- Citizenship: United States
- Occupations: Writer & Full-Stack Developer
- Writing career
- Language: English
- Genres: Fantasy, science fiction
- Notable works: King of Shards, "The Sounds of Old Earth"
- Website: www.matthewkressel.net

= Matthew Kressel =

American novelist

Matthew Kressel is a multiple Nebula, World Fantasy Award, and Eugie Award nominated author and coder. His short stories have been published in Reactor, io9, Lightspeed, Clarkesworld Magazine, Beneath Ceaseless Skies, Interzone, Apex Magazine, and many other magazines and anthologies. His first novel King of Shards was released in 2015.

As a coder, he created the Moksha submissions system, a manuscript submissions system in use by some of the largest speculative fiction publishers today. He is the founder of the speculative fiction magazine Sybil's Garage and the publishing house Senses Five Press. Currently he is a member of the Altered Fluid writing group and the co-host of the Fantastic Fiction at KGB reading series in Manhattan.

== Life ==

Kressel grew up on Long Island in a conservative Jewish family. He currently lives in Brooklyn.

Kressel worked in downtown Manhattan during the September 11 attacks. He said that prior to the attack he used to "look up at the World Trade Center towers on my way to work and think, 'Those are our pyramids. They’ll be here in a thousand years.' A few weeks later, from that same street, I watched them crumble and was running with a thousand screaming people away from a debris cloud rapidly chasing us. If ever there was a message on the impermanence of things."

== Writing ==

Kressel's first novel, King of Shards, was published in 2015. In a review on NPR the novel was called “Majestic, resonant, reality-twisting madness.”

Kessel's short stories have been published in a number of magazines including Lightspeed, Clarkesworld Magazine, Analog Science Fiction and Fact, Beneath Ceaseless Skies, Interzone, Apex Magazine, Electric Velocipede, and Nightmare Magazine. Anthologies including his stories are Mad Hatters and March Hares, Naked City, After, and The People of the Book. His stories have been translated into Chinese, Russian, Czech, Polish, French, Spanish, Croatian, and Romanian.

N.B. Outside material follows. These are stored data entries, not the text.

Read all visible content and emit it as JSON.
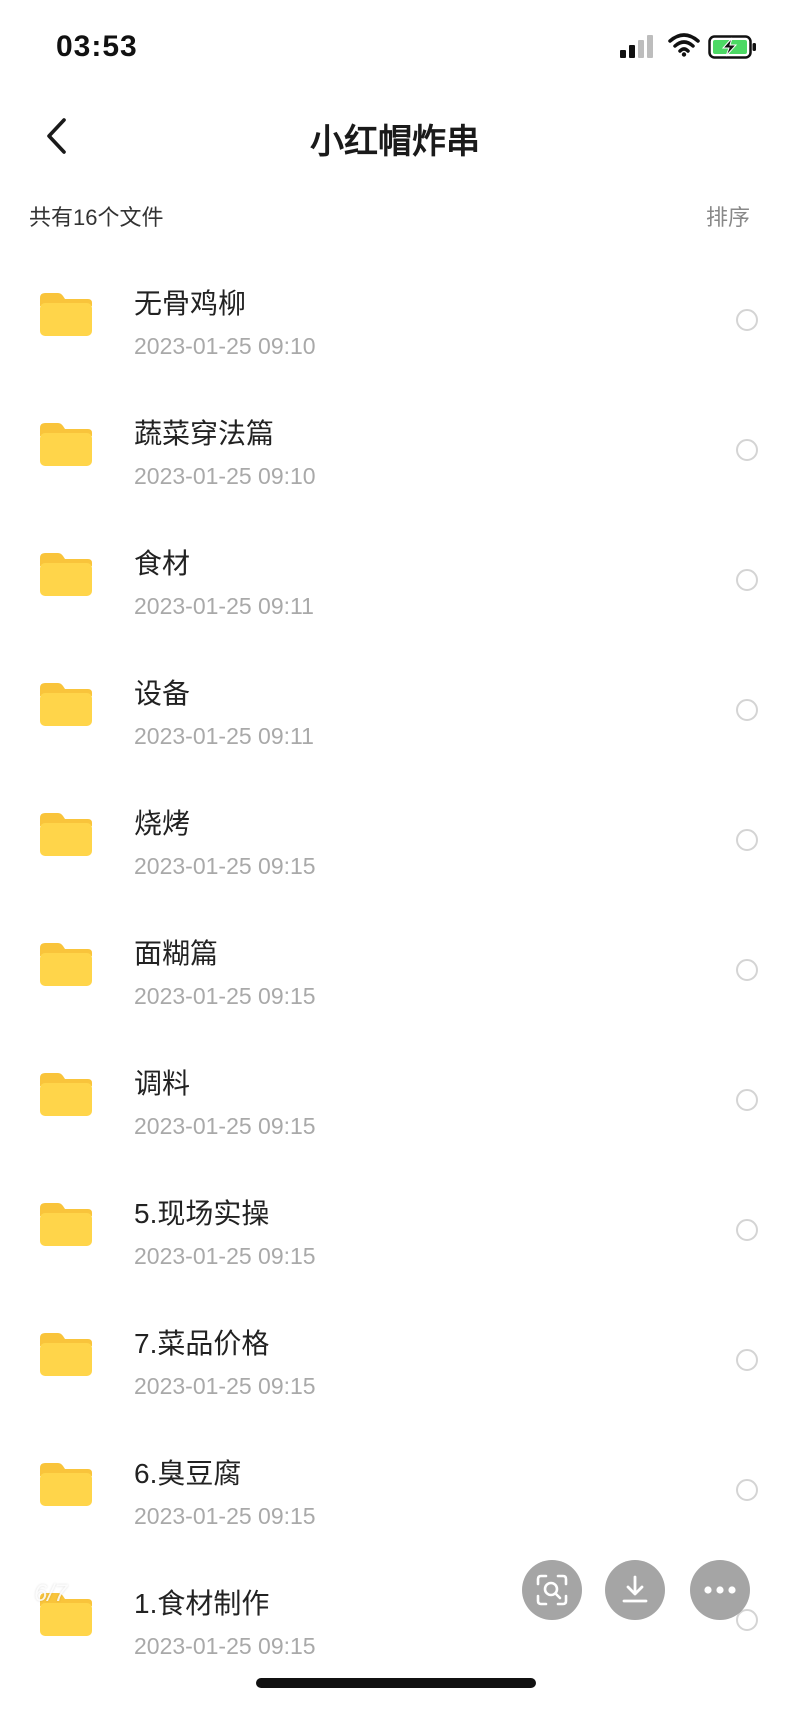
{
  "status_bar": {
    "time": "03:53"
  },
  "header": {
    "title": "小红帽炸串"
  },
  "summary": {
    "count_text": "共有16个文件",
    "sort_label": "排序"
  },
  "files": [
    {
      "name": "无骨鸡柳",
      "date": "2023-01-25 09:10"
    },
    {
      "name": "蔬菜穿法篇",
      "date": "2023-01-25 09:10"
    },
    {
      "name": "食材",
      "date": "2023-01-25 09:11"
    },
    {
      "name": "设备",
      "date": "2023-01-25 09:11"
    },
    {
      "name": "烧烤",
      "date": "2023-01-25 09:15"
    },
    {
      "name": "面糊篇",
      "date": "2023-01-25 09:15"
    },
    {
      "name": "调料",
      "date": "2023-01-25 09:15"
    },
    {
      "name": "5.现场实操",
      "date": "2023-01-25 09:15"
    },
    {
      "name": "7.菜品价格",
      "date": "2023-01-25 09:15"
    },
    {
      "name": "6.臭豆腐",
      "date": "2023-01-25 09:15"
    },
    {
      "name": "1.食材制作",
      "date": "2023-01-25 09:15"
    }
  ],
  "floating_actions": {
    "page_indicator": "6/7",
    "buttons": [
      {
        "icon": "scan-search-icon"
      },
      {
        "icon": "download-icon"
      },
      {
        "icon": "more-icon"
      }
    ]
  },
  "icons": {
    "back": "chevron-left-icon",
    "folder": "folder-icon",
    "select": "radio-circle-icon",
    "signal": "cellular-signal-icon",
    "wifi": "wifi-icon",
    "battery": "battery-charging-icon"
  },
  "colors": {
    "folder": "#FFD54A",
    "folder_tab": "#F9C43B",
    "battery_fill": "#4CD964",
    "date_text": "#A9A9A9",
    "fab_bg": "#8C8C8C"
  }
}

Kressel's short story "The Sounds of Old Earth" was a finalist for the 2013 Nebula Award for Best Short Story while his story "The Meeker and the All-Seeing Eye" was a finalist in the same category in 2013. His story "The Last Novelist (Or a Dead Lizard in the Yard)" was a finalist in the same category in 2017, and was a finalist for the 2018 Eugie Foster Memorial Award. His short stories have also been named to the Locus Recommended Reading List.

Kressel co-hosts with Ellen Datlow the Fantastic Fiction reading series at the KGB Bar in New York City.

== Coding ==

Kressel created the Moksha submissions system in late 2011 after editor John Joseph Adams approached him about using the online submissions system he had created for his work publishing and editing his speculative fiction magazine Sybil's Garage. Adams requested many features that were not in the original version, so Kressel opted to build a new system from scratch. Adams began using Moksha for his publications, including Lightspeed and Nightmare Magazine, in early 2012.

Since that time Moksha has grown to serve many publishers, including Reactor, The Magazine of Fantasy & Science Fiction, Strange Horizons, Lightspeed, Nightmare Magazine, Apex Book Company, Escape Pod, and many others.

== Editing ==

In 2003 Kressel co-founded the speculative fiction magazine Sybil's Garage, In 2011 Kressel was nominated for World Fantasy Award in the category of Special Award, Non-Professional for editing Sybil's Garage.

Kressel also founded Senses Five Press through which he published Paper Cities: An Anthology of Urban Fantasy edited by Ekaterina Sedia, which won the 2009 World Fantasy Award for Best Anthology.